This summer, fencer Sada Jacobson ’05 gained the world’s No. 1 overall ranking in the women’s sabre, the first American woman to achieve the world’s top ranking.

Jacobson took a leave of absence from Yale last spring to train for the 2004 Summer Olympic Games in Athens. Jacobson is extending that leave through the 2003-2004 school year.

The 2004 Olympics will be the first Olympic Games to include women’s sabre as an event, and Jacobson is well on her way to qualifying for the United States team. In addition to being a member of Yale’s fencing team, Jacobson already is a member of the U.S. National Team.

For now, she is living in Atlanta, training at a fencing club near her home. Training at home has allowed her to increase the length and intensity of her workouts.

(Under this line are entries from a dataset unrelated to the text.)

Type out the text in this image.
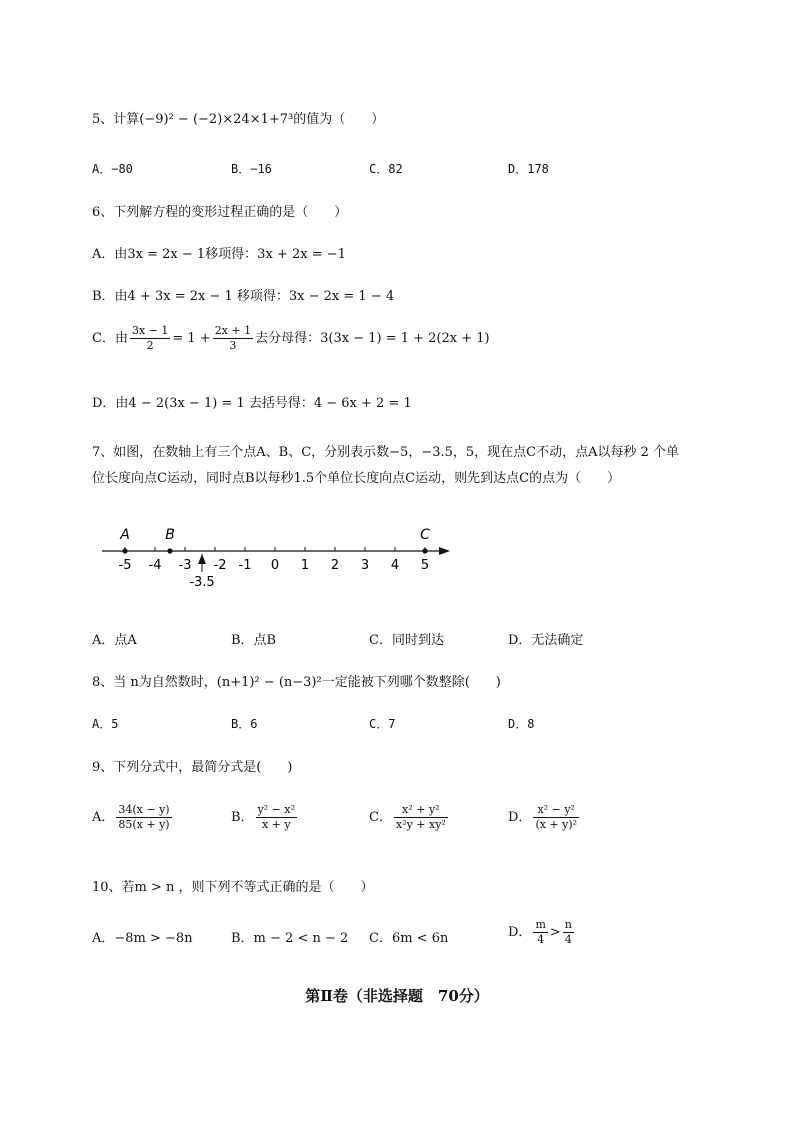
5、计算(−9)² − (−2)×24×1+7³的值为（　　）
A．−80	B．−16	C．82	D．178
6、下列解方程的变形过程正确的是（　　）
A．由3x = 2x − 1移项得：3x + 2x = −1
B．由4 + 3x = 2x − 1 移项得：3x − 2x = 1 − 4
C．由 $\frac{3x - 1}{2} = 1 + \frac{2x + 1}{3}$ 去分母得：3(3x − 1) = 1 + 2(2x + 1)
D．由4 − 2(3x − 1) = 1 去括号得：4 − 6x + 2 = 1
7、如图，在数轴上有三个点A、B、C，分别表示数−5，−3.5，5，现在点C不动，点A以每秒 2 个单
位长度向点C运动，同时点B以每秒1.5个单位长度向点C运动，则先到达点C的点为（　　）
-5 -4 -3 -2 -1 0 1 2 3 4 5
A	B	C
-3.5
A．点A	B．点B	C．同时到达	D．无法确定
8、当 n为自然数时，(n+1)² − (n−3)²一定能被下列哪个数整除(　　)
A．5	B．6	C．7	D．8
9、下列分式中，最简分式是(　　)
A． $\frac{34(x - y)}{85(x + y)}$	B． $\frac{\text{y² − x²}}{x + y}$	C． $\frac{\text{x² + y²}}{\text{x²y + xy²}}$	D． $\frac{\text{x² − y²}}{\text{(x + y)²}}$
10、若m > n ，则下列不等式正确的是（　　）
A．−8m > −8n	B．m − 2 < n − 2 C．6m < 6n	D． $\frac{m}{4} > \frac{n}{4}$
第Ⅱ卷（非选择题　70分）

Jacobson said she has “probably been working out four or five hours a day.” This rigorous training schedule, as well as eight major world competitions, were two of the determining factors in Jacobson’s decision to leave Yale for three semesters.

Olympic qualification in fencing is based on an entire season of “bouting.” Olympic officials select fencing team members based on competition performance over the year prior to the Olympics. Jacobson’s contention for a spot on the U.S. Olympic team began in April and will end next summer.

Focusing solely on fencing this season, Jacobson is looking forward to returning to top form after a disappointing finish at the Junior World Championship in June 2002. Competing at the world level while attending Yale left Jacobson feeling she was not at peak performance on the fencing strip.

“I felt that I got close to doing well and then blew it at the end,” Jacobson said.

After taking last semester off, she came back to win this year’s Junior World Championship in June. Jacobson’s dedication paid off further in June at the Grand Prix competition in New York City’s Grand Central Station. The fencing strip was set in the middle of the station. Jacobson won the Grand Prix, and a World Cup title, but her greatest reward was fencing in front of so many Americans, she said. Most fencing competitions take place abroad.

Jacobson’s superior fencing career began at age 15, when her father, Dave Jacobson ’74, got her involved in a fence club in Atlanta — the same facility where Sada Jacobson is now training for the Olympics. Yale fencing coach Henry Harutunian recommended the club to the Jacobson family. Dave Jacobson captained the Yale men’s fencing team during his Yale years.

Sada Jacobson began the sport as a way to keep in shape for her high school swim team, but she soon made fencing her primary sport. Jacobson’s two sisters, Emily, 18, and Jackie, 14, also have taken up the family sport. Emily is also an Olympic hopeful and competes in the sabre on the U.S. National Team alongside Sada.

Fencing has drawn the family close together because they “automatically have something in common,” according to Sada Jacobson. Even Jacobson’s mother, while not a fencer, has always been involved in the girls’ careers and frequent traveling.

Jacobson has grown quite accustomed to traveling, which she considers one of the sport’s benefits. The World Championship is usually held in Havana, Cuba, and one of Jacobson’s favorite experiences was traveling to Russia in December 2002.

“I have never been so cold in my life,” she said.

Despite the harsh weather, Jacobson, a history major interested in Russia, was grateful for the opportunity to experience in person the country of her studies.

Jacobson will return to Yale next fall. A member of Morse College, she expects to graduate sometime in 2006.

“I don’t know when I’m going to get the chance to do this again,” she said about her Olympic training.

In the meantime, Jacobson keeps a Yale reminder with her. She wears her 2002 Ivy League championship ring whenever she travels abroad for fencing competitions.